В отличие от многих ровесников Слуцкий не стал певцом своего поколения, хотя его часто причислялся к этой поэтической когорте. Да, он много писал о своих сложивших голову на войне товарищах. Но когда, вспоминая их, он писал: «В пяти соседних странах зарыты наши трупы», речь шла о всенародной войне, о том, чего стоили эти четыре кровавых года народу. Он писал о тяжелых потерях, о братских могилах: «их много на шоссе на Ленинградском и на других шоссе — их без числа»; о наших пленных, «мрущих с голодухи в Кельнской яме»; об инвалидах, «тела которых исчиркала война». О горькой судьбе солдатских вдов: «Очередь стоит у сельской почты. Длинная — без краю и межей. Это бабы получают то, что за убитых следует мужей», «дорожки от слез — это память о нем», где-то сложившим свою голову ее муже. Слуцкий писал о «городах, большой войной измученных», о том, «сколько черствого хлеба мы ели, сколько жидкого чаю мы пили»; о мальчишках-ремесленниках, вставших вместо отцов за станки, отдавших «отечеству не злато-серебро — единственное детство, все свое добро». Он писал об испытаниях, через которые прошел весь народ.

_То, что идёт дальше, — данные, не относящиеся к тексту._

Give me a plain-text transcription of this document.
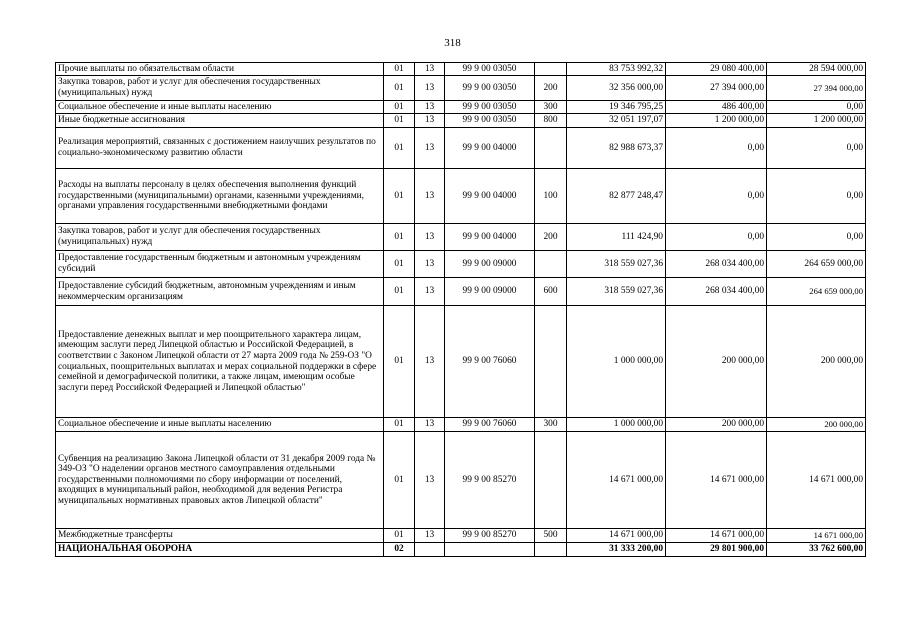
318
Прочие выплаты по обязательствам области	01	13	99 9 00 03050		83 753 992,32	29 080 400,00	28 594 000,00
Закупка товаров, работ и услуг для обеспечения государственных (муниципальных) нужд	01	13	99 9 00 03050	200	32 356 000,00	27 394 000,00	27 394 000,00
Социальное обеспечение и иные выплаты населению	01	13	99 9 00 03050	300	19 346 795,25	486 400,00	0,00
Иные бюджетные ассигнования	01	13	99 9 00 03050	800	32 051 197,07	1 200 000,00	1 200 000,00
Реализация мероприятий, связанных с достижением наилучших результатов по социально-экономическому развитию области	01	13	99 9 00 04000		82 988 673,37	0,00	0,00
Расходы на выплаты персоналу в целях обеспечения выполнения функций государственными (муниципальными) органами, казенными учреждениями, органами управления государственными внебюджетными фондами	01	13	99 9 00 04000	100	82 877 248,47	0,00	0,00
Закупка товаров, работ и услуг для обеспечения государственных (муниципальных) нужд	01	13	99 9 00 04000	200	111 424,90	0,00	0,00
Предоставление государственным бюджетным и автономным учреждениям субсидий	01	13	99 9 00 09000		318 559 027,36	268 034 400,00	264 659 000,00
Предоставление субсидий бюджетным, автономным учреждениям и иным некоммерческим организациям	01	13	99 9 00 09000	600	318 559 027,36	268 034 400,00	264 659 000,00
Предоставление денежных выплат и мер поощрительного характера лицам, имеющим заслуги перед Липецкой областью и Российской Федерацией, в соответствии с Законом Липецкой области от 27 марта 2009 года № 259-ОЗ "О социальных, поощрительных выплатах и мерах социальной поддержки в сфере семейной и демографической политики, а также лицам, имеющим особые заслуги перед Российской Федерацией и Липецкой областью"	01	13	99 9 00 76060		1 000 000,00	200 000,00	200 000,00
Социальное обеспечение и иные выплаты населению	01	13	99 9 00 76060	300	1 000 000,00	200 000,00	200 000,00
Субвенция на реализацию Закона Липецкой области от 31 декабря 2009 года № 349-ОЗ "О наделении органов местного самоуправления отдельными государственными полномочиями по сбору информации от поселений, входящих в муниципальный район, необходимой для ведения Регистра муниципальных нормативных правовых актов Липецкой области"	01	13	99 9 00 85270		14 671 000,00	14 671 000,00	14 671 000,00
Межбюджетные трансферты	01	13	99 9 00 85270	500	14 671 000,00	14 671 000,00	14 671 000,00
НАЦИОНАЛЬНАЯ ОБОРОНА	02				31 333 200,00	29 801 900,00	33 762 600,00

Вот вам село обыкновенное: Здесь каждая вторая баба Была жена, супруга верная, Пока не прибыло из штаба Письмо, бумажка похоронная, Что писарь написал вразмашку.Это подчеркнутое — «село обыкновенное», «каждая вторая баба» — чрезвычайно характерно для поэта. Здесь отчетливо проступает эстетический принцип, краеугольный для поэтики Слуцкого.

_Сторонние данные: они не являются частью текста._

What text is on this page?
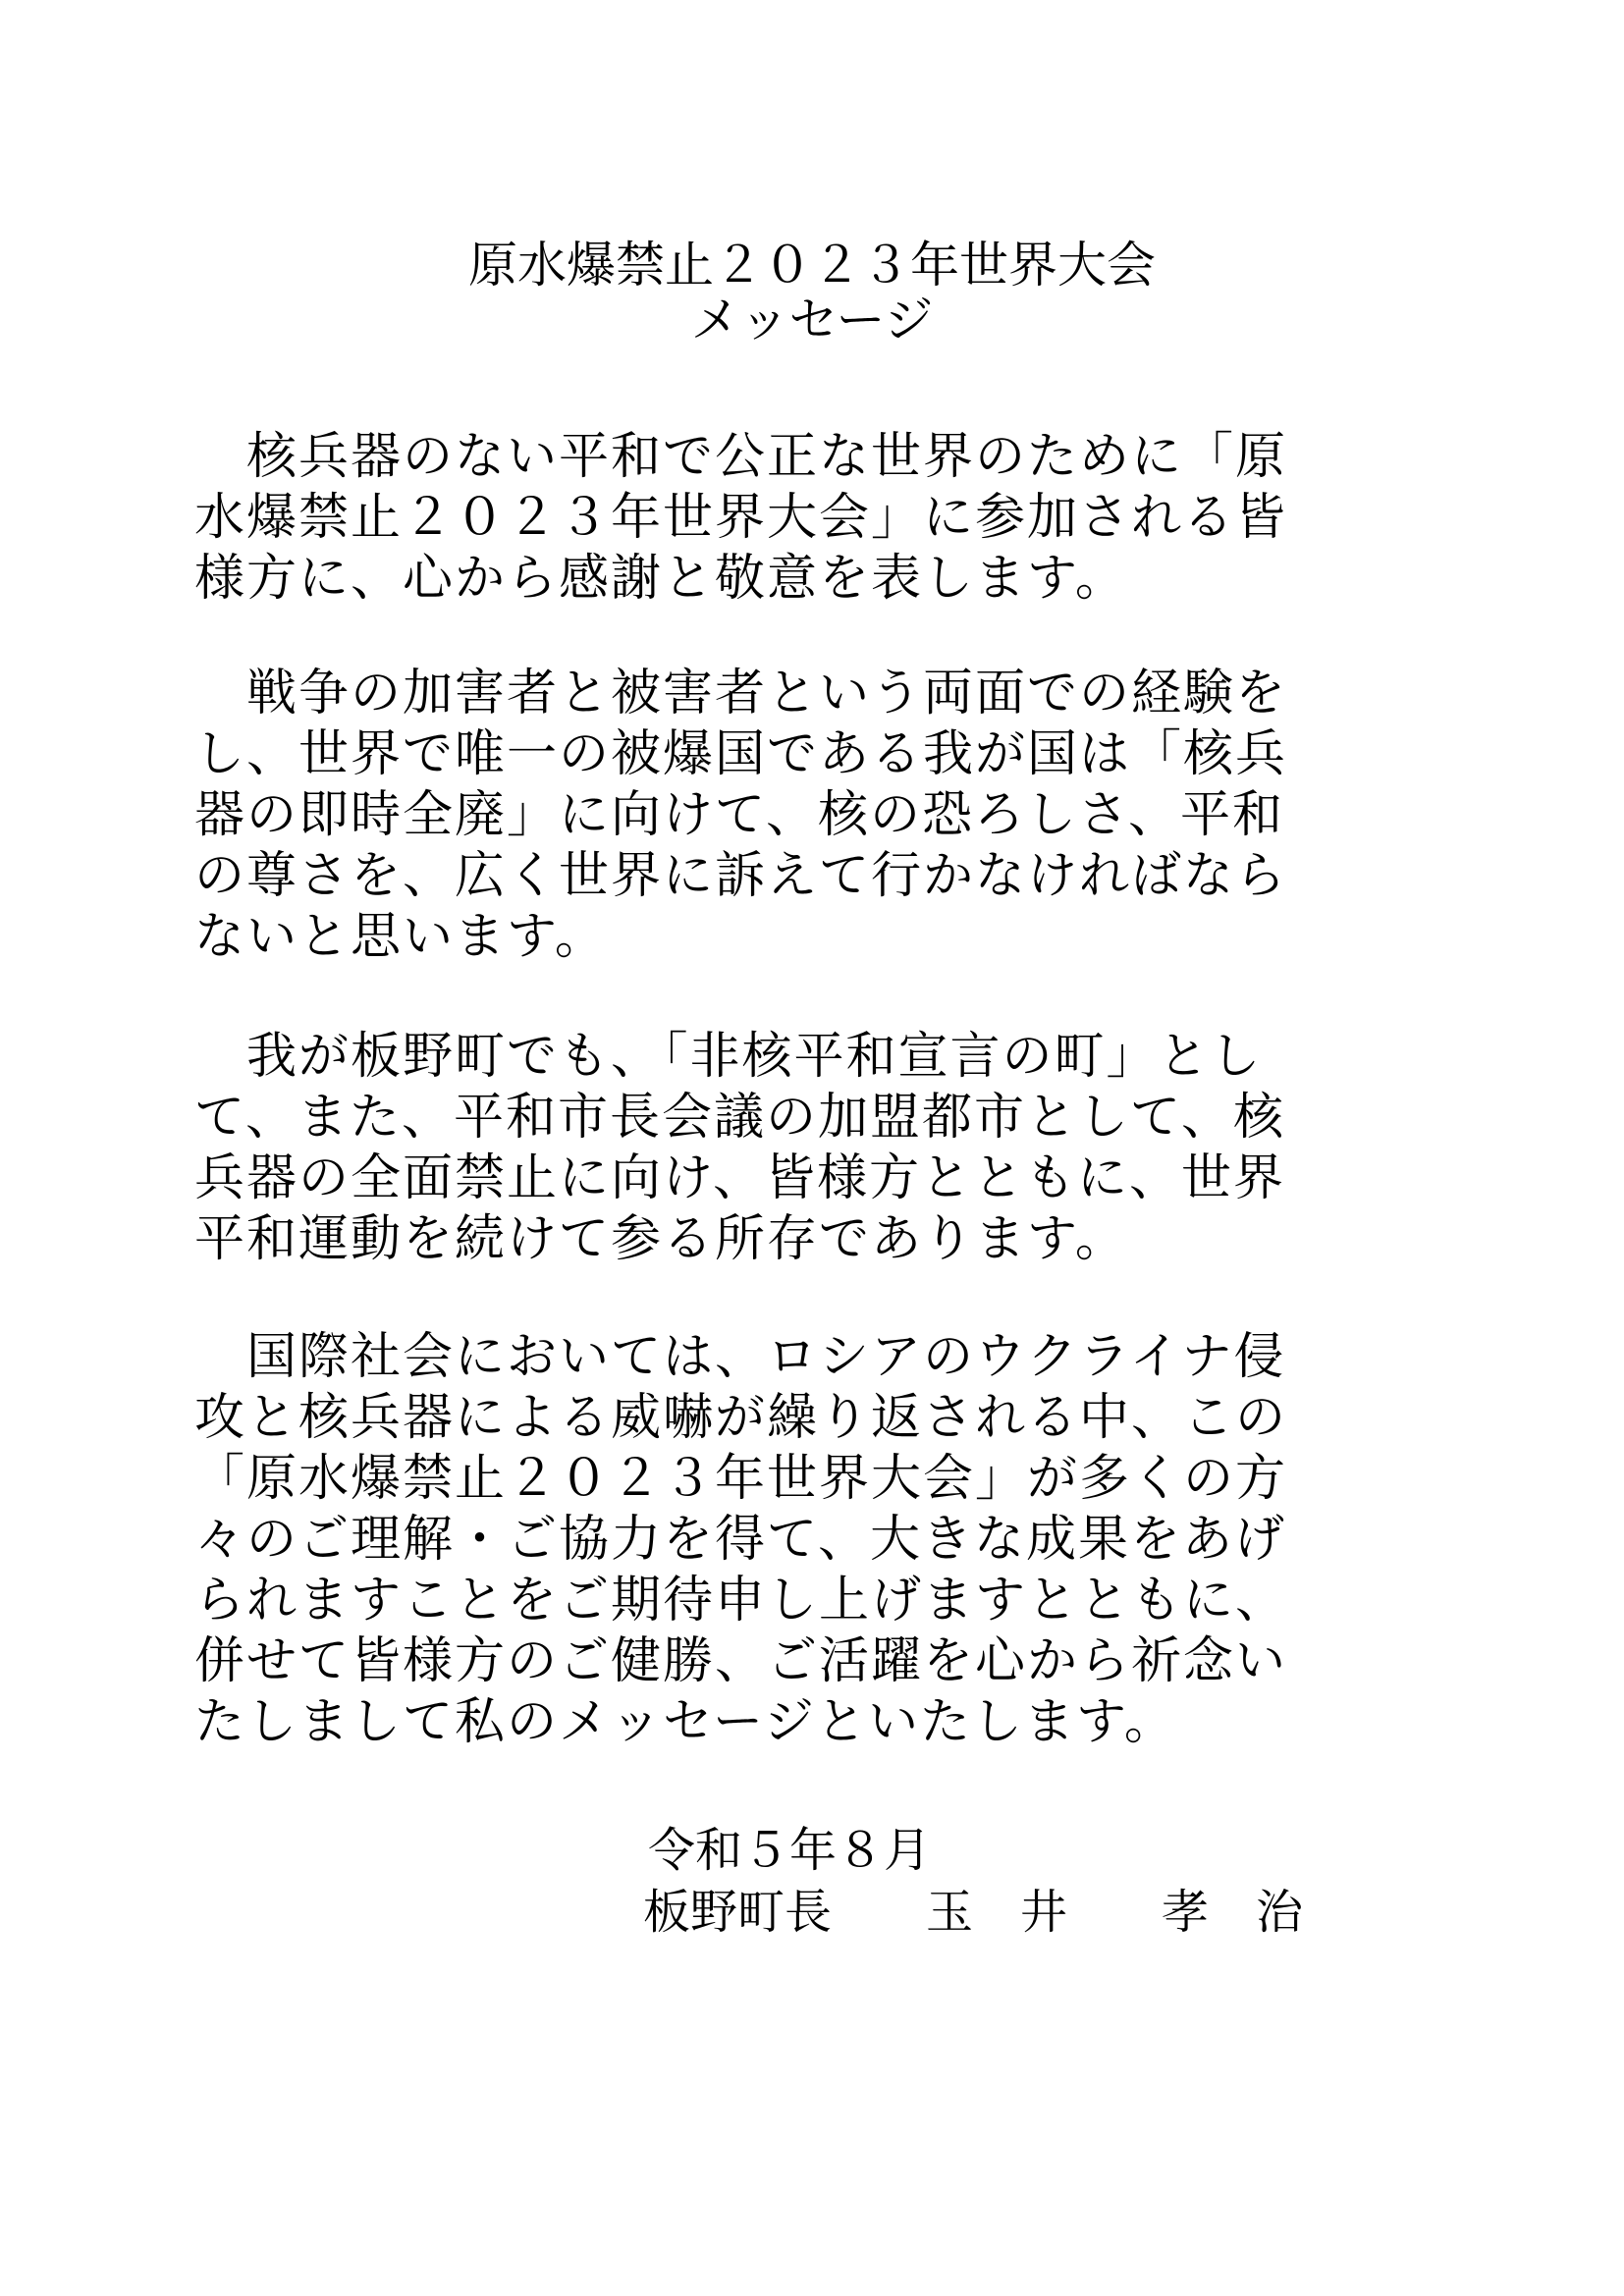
原水爆禁止２０２３年世界大会
メッセージ
　核兵器のない平和で公正な世界のために「原
水爆禁止２０２３年世界大会」に参加される皆
様方に、心から感謝と敬意を表します。
　戦争の加害者と被害者という両面での経験を
し、世界で唯一の被爆国である我が国は「核兵
器の即時全廃」に向けて、核の恐ろしさ、平和
の尊さを、広く世界に訴えて行かなければなら
ないと思います。
　我が板野町でも、「非核平和宣言の町」とし
て、また、平和市長会議の加盟都市として、核
兵器の全面禁止に向け、皆様方とともに、世界
平和運動を続けて参る所存であります。
　国際社会においては、ロシアのウクライナ侵
攻と核兵器による威嚇が繰り返される中、この
「原水爆禁止２０２３年世界大会」が多くの方
々のご理解・ご協力を得て、大きな成果をあげ
られますことをご期待申し上げますとともに、
併せて皆様方のご健勝、ご活躍を心から祈念い
たしまして私のメッセージといたします。
令和５年８月
板野町長　　玉　井　　孝　治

У этой поэтики, у стоявшего за ней жизнепонимания были очень влиятельные противники, пользовавшиеся благосклонностью властей.

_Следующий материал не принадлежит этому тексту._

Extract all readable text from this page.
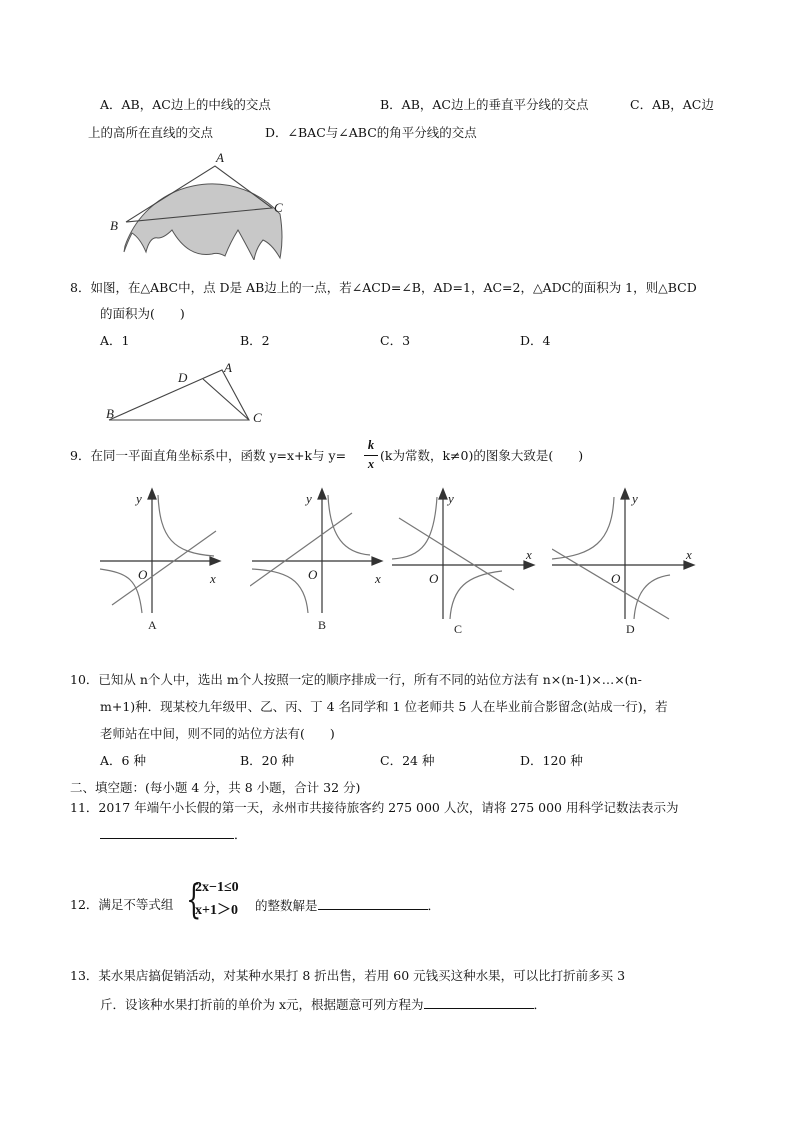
A．AB，AC边上的中线的交点	B．AB，AC边上的垂直平分线的交点	C．AB，AC边
上的高所在直线的交点	D．∠BAC与∠ABC的角平分线的交点
A
B
C
8．如图，在△ABC中，点 D是 AB边上的一点，若∠ACD=∠B，AD=1，AC=2，△ADC的面积为 1，则△BCD
的面积为(　　)
A．1	B．2	C．3	D．4
A
B	C
D
9．在同一平面直角坐标系中，函数 y=x+k与 y=
k
x
(k为常数，k≠0)的图象大致是(　　)
O	x
y
A
O	x
y
B
O
x
y
C
O
x
y
D
10．已知从 n个人中，选出 m个人按照一定的顺序排成一行，所有不同的站位方法有 n×(n-1)×…×(n-
m+1)种．现某校九年级甲、乙、丙、丁 4 名同学和 1 位老师共 5 人在毕业前合影留念(站成一行)，若
老师站在中间，则不同的站位方法有(　　)
A．6 种	B．20 种	C．24 种	D．120 种
二、填空题：(每小题 4 分，共 8 小题，合计 32 分)
11．2017 年端午小长假的第一天，永州市共接待旅客约 275 000 人次，请将 275 000 用科学记数法表示为
．
12．满足不等式组 {
2x−1≤0
x+1＞0 的整数解是	．
13．某水果店搞促销活动，对某种水果打 8 折出售，若用 60 元钱买这种水果，可以比打折前多买 3
斤．设该种水果打折前的单价为 x元，根据题意可列方程为	．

В 1956 году Илья Эренбург напечатал в «Литературной газете» статью, посвященную стихам Слуцкого. Всего три года прошло после публикации «Памятника» в разных журналах, включая «Пионер», где появились вскоре ставшие такими же знаменитыми, как «Памятник», «Лошади в океане», было напечатано несколько его стихотворений. Еще не очень велик, хотя уже был заметен накопившийся к этому времени его поэтический багаж, а главное, сразу же обнаружившая себя сила его таланта. Эренбург в своей статье заявил, что пришел в литературу крупный поэт. Статья его вызвала газетную бурю (это происходило при мне, я работал тогда в «Литературке», отлично помню все, что связано с этим из ряда вон тогда выходящим происшествием). О начинавших литературную стезю не принято было так писать. Им полагалось скромно накапливать более или менее солидный поэтический стаж, они должны были примелькаться — лишь тогда о них можно было говорить. Но Эренбурга не интересовали послужные списки — только масштаб и оригинальность поэтического дара. Статья его была напечатана в отсутствии недавно назначенного главным редактором газеты Кочетова — потому и удалось ее напечатать, что его не было в газете. Вернувшийся из командировки в Москву Кочетов выходил из себя от ярости — Эренбурга он люто ненавидел как главного идейного противника в литературе, как закоперщика антисталинистской «оттепели». Думаю, что он вряд ли до этого читал стихи Слуцкого, а если и читал, то мало что в них понял, и в спешно организованной по его приказу хамской отповеди Эренбургу, за автора которой выдавался мифический учитель физики Н. Вербицкий, главной целью был именно Эренбург, который рядом с Маяковским и Есениным посмел поставить Пастернака (дело было еще до скандала с «Доктором Живаго» — это осуждалось, но было все-таки допустимо) и, что в кочетовском кругу рассматривалось как совершенно недопустимый, дерзкий вызов существующему в литературе порядку, Марину Цветаеву. Слуцкому же в этом топорно изготовленном «заказном» изделии только во вторую очередь, попутно наносились презрительные удары — типа «возможно, Б. Слуцкий в будущем будет писать хорошие произведения».